SORU: Dün Neçirvan Barzani’nin ziyaretiyle ilgili sormak istiyorum. Bir, ne kadar teröre girildi, yoksa gündem daha çok Irak’ta hükümet kurma çalışmaları mıydı? Bir de Kürtlerin bu hükümet kurma konusundaki tutumlarını az çok biliyoruz. Dolayısıyla hükümetin kurulmasına onları da dinledikten sonra şu anda Irak’ta ne kadar yakın hükümet kurulabilmesi, hani bu konuda bir tablo çizebilir misiniz Irak’ta?
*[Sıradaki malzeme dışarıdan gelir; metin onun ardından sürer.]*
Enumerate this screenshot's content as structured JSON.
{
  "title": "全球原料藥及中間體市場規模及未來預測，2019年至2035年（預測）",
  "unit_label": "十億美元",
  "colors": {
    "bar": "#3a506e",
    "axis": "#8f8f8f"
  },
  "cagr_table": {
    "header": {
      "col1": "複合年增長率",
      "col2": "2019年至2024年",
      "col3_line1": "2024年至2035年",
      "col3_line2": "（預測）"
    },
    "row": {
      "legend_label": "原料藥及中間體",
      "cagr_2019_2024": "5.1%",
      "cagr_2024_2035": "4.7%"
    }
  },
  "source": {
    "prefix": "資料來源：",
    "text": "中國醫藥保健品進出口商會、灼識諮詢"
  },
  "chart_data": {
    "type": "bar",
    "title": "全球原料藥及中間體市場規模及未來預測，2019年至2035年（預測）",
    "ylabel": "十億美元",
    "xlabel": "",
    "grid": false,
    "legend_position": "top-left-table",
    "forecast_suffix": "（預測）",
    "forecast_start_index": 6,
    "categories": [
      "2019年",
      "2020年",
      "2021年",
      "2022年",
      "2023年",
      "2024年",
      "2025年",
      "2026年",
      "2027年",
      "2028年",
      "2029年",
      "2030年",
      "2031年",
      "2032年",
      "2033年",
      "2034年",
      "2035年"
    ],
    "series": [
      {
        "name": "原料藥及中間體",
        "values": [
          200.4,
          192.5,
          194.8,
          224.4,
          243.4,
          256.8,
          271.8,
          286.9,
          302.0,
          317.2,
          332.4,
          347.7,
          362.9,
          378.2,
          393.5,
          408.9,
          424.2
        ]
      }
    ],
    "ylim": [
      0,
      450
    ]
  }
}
SORU: Deniz’in sorusuna ek olarak sormak istiyorum. Neçirvan Barzani’nin sıfatı dün Başbakanlığın sitesinde ‘Irak Kürdistan Ulusal Yönetimi Lideri’ olarak yer aldı. Acaba tanımlamada bir farklılık mı var, yoksa Türkiye politika değişikliğine mi gitti?

SORU: Amerikan basınında bu füze kalkanı sistemiyle ilgili bazı haberler var. Türkiye’nin İsrail ile elde edilecek olan istihbaratın paylaşılmaması gibi bir ön şart koyduğu ve bu konuda da müzakereler yapıldığı, Amerika’nın sıcak baktığı bu koşula ifade ediliyor. Doğru mudur, acaba böyle bir çekince var mı?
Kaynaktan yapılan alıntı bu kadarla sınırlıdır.